Direito & Tecnologia #9

Coluna no Odivelas Notícias de 22 de Outubro de 2020


O caso da semana em termos de Direito & Tecnologia foi sem dúvida o anúncio da eventual obrigatoriedade de utilização da app Stayaway, medida anunciada e defendida por António Costa. O Governo submeteu à Assembleia da República uma proposta de lei, com pedido de prioridade e urgência, no sentido de obrigar ao "uso de máscaras ou viseira para o acesso ou permanência nos espaços e vias públicas", e ainda à "utilização da aplicação STAYAWAY COVID em contexto laboral ou equiparado, escolar e académico". Ambas as propostas parecem reunir elevados níveis de consenso político: consenso a favor do uso das máscaras, consenso contra a obrigatoriedade da Stayaway Covid (com excepção do PS, que se diz dividido sobre a questão da app).

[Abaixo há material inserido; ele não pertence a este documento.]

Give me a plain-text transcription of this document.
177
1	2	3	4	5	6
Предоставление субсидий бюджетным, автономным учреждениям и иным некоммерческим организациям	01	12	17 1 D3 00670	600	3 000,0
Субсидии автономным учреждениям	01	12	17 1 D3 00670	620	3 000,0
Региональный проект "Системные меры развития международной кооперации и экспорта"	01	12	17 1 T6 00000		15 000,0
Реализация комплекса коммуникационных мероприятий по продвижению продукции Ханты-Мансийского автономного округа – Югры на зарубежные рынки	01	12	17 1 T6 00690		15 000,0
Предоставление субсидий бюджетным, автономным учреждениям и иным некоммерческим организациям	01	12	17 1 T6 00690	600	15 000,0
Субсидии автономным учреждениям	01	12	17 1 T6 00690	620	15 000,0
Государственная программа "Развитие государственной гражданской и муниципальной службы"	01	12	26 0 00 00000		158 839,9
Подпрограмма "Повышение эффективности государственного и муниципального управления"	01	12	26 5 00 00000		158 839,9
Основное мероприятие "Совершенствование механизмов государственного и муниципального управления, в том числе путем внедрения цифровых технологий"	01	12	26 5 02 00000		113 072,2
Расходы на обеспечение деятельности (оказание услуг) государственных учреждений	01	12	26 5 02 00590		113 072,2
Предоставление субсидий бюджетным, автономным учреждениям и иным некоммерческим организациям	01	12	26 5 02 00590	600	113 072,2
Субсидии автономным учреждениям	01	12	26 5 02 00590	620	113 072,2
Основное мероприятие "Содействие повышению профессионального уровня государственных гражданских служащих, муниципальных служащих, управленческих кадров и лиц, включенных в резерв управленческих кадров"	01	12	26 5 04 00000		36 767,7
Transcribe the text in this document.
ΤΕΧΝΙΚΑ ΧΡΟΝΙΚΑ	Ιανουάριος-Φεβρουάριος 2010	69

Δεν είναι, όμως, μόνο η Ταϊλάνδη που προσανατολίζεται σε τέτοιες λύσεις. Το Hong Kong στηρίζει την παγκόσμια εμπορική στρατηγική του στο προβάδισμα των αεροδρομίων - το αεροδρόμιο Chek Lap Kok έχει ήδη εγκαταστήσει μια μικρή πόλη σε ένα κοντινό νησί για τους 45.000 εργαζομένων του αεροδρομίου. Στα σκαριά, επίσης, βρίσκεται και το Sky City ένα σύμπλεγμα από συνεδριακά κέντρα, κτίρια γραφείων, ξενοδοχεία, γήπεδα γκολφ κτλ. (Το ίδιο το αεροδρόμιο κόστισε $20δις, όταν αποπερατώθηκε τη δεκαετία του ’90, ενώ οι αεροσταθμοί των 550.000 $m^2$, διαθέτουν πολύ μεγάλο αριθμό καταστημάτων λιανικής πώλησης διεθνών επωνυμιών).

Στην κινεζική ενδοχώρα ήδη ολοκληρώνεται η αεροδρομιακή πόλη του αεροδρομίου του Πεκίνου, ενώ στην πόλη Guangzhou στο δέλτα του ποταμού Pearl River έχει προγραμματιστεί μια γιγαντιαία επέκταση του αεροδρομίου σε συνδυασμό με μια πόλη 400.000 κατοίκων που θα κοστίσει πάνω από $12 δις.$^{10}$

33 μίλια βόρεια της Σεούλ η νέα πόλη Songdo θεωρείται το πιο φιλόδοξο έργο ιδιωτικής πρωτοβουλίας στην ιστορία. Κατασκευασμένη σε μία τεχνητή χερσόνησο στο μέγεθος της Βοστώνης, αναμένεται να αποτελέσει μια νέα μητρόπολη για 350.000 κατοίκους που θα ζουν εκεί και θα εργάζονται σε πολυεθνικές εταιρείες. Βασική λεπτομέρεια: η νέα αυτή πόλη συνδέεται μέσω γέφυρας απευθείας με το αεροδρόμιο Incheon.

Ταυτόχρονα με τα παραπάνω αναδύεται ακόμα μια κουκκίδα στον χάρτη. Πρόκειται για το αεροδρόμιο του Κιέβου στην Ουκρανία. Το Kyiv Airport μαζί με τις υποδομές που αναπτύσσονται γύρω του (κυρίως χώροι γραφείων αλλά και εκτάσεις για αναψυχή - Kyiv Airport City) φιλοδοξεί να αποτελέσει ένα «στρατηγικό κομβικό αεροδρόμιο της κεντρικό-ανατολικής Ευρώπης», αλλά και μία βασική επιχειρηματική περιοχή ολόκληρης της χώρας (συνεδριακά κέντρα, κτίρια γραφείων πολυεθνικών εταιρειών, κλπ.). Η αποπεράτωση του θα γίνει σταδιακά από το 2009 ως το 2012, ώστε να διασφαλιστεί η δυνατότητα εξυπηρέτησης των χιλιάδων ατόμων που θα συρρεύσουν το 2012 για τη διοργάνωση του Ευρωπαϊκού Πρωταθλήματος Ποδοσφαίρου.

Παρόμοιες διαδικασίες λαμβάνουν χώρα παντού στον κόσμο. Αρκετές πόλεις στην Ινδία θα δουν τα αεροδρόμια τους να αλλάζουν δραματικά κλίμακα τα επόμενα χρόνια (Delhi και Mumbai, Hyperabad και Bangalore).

A obrigatoriedade do uso de uma aplicação de rastreamento de contactos não encontra paralelo na Europa, somente em Estados autoritários como a China. Entraria em explícita contradição com as recomendações da Autoridade Europeia de Proteção de Dados, da Comissão Europeia e do Conselho da Europa. Tal não bastasse, seria ainda uma violação dos termos e condições estabelecidos por Google e Apple quando disponibilizaram aos governos o serviço do qual a app depende para funcionar. Até os próprios criadores da app portuguesa manifestaram bastantes reservas.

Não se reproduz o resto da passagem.